Lleno de hijos de gente adinerada y de empresarios que pagan
con honor sus colegiaturas, hasta me produce angustia y lástima de
mí mismo cuando miro mi auto y los demás
estacionados, la diferencia es inmensa.
Pero no culpo a mis padres, me dieron lo que era posible y eso
es sufciente para mí.
Dejo de acurrucarme y camino hacia la entrada, suspiro por el
viento frío en mi cara que hace que mi cabello castaño vuele y
se extienda.
Veo un auto de lujo frenando a mi lado, cruzo el
estacionamiento y no tengo tiempo de asimilar nada porque todo lo que veo es
un auto que viene hacia mí tocando la bocina.
¡Ay Dios mío!
No puedo moverme y el auto se acerca cada vez más, el miedo
se apodera de mí, y cierro los ojos preparándome para el impacto, pero lo único que siento son
manos fuertes, grandes lado...
tirando hacia un sus caros hombros cubiertos por un traje gris. Temblando sintiendo la adrenalina
y el miedo, trato de controlar mi respiración, mis ojos suben al rostro del hombre, veo
con una barbilla frme, sin barba, rostro perfectamente cincelado
, jadeo cuando veo el par de ojos azules límpidos
mirándome fjamente.
Parpadeo, incapaz de hablar, nunca había visto a un hombre tan guapo
como este.
El cabello rubio acentúa su rostro y ojos claros.

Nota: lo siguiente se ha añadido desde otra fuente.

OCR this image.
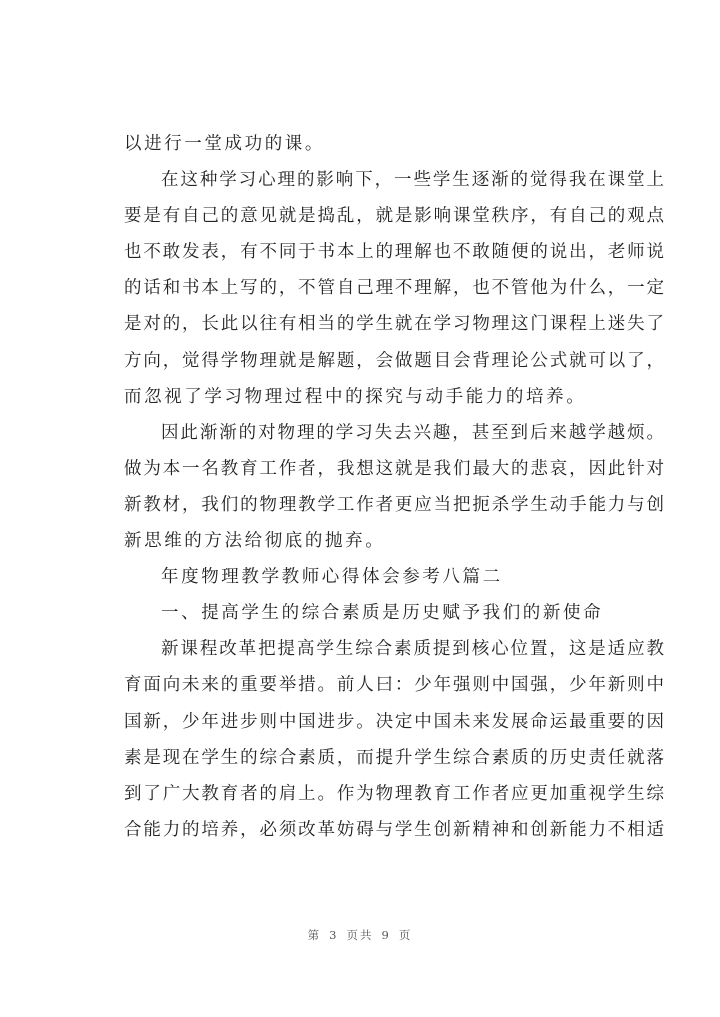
以进行一堂成功的课。
在这种学习心理的影响下，一些学生逐渐的觉得我在课堂上
要是有自己的意见就是捣乱，就是影响课堂秩序，有自己的观点
也不敢发表，有不同于书本上的理解也不敢随便的说出，老师说
的话和书本上写的，不管自己理不理解，也不管他为什么，一定
是对的，长此以往有相当的学生就在学习物理这门课程上迷失了
方向，觉得学物理就是解题，会做题目会背理论公式就可以了，
而忽视了学习物理过程中的探究与动手能力的培养。
因此渐渐的对物理的学习失去兴趣，甚至到后来越学越烦。
做为本一名教育工作者，我想这就是我们最大的悲哀，因此针对
新教材，我们的物理教学工作者更应当把扼杀学生动手能力与创
新思维的方法给彻底的抛弃。
年度物理教学教师心得体会参考八篇二
一、提高学生的综合素质是历史赋予我们的新使命
新课程改革把提高学生综合素质提到核心位置，这是适应教
育面向未来的重要举措。前人曰：少年强则中国强，少年新则中
国新，少年进步则中国进步。决定中国未来发展命运最重要的因
素是现在学生的综合素质，而提升学生综合素质的历史责任就落
到了广大教育者的肩上。作为物理教育工作者应更加重视学生综
合能力的培养，必须改革妨碍与学生创新精神和创新能力不相适
第 3 页共 9 页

- ¿Esta todo bien? me pregunta
Asiento sintiendo que sus manos me sueltan, miro a mi alrededor y no
encuentro el auto que casi me atropella, pero todo lo que veo es a la multitud
mirándonos fjamente.
- Gracias. - Susurro.
"¡Deberías mirar hacia dónde, o no estarías vivo!" - Me molesta la forma arrogante en
que me lo dice.
¡Que idiota!
- Se de eso. - respondo espesamente, me mira por última vez
y camina hacia la entrada de la Universidad.
¡Que idiota!
¿Por qué me respondes de esa manera seca y arrogante?
Resoplé e ignoré las miradas sobre mí, cuando entro, respiro profundamente
cuando veo multitudes de personas caminando en
diferentes direcciones.
Podía esperar a que entrara Samantha en lugar de quedarme sola y
asustada como una loca.
Deben encontrarme extraño, pero quién no, ¿verdad
?
Una persona como yo en una Universidad como esta es
defnitivamente sorprendente.
Samanta, a diferencia de mí, entró aquí porque tiene
condiciones económicas estables, con padres ricos, todavía no sé qué
estudiará, solo sé que no es Administración porque Sam odia lidiar con
números.
Nos conocemos desde pequeños y nuestros padres también, su
familia no son de esos ricos a los que no les gusta
mezclarse con los pobres, son humildes y muy agradables.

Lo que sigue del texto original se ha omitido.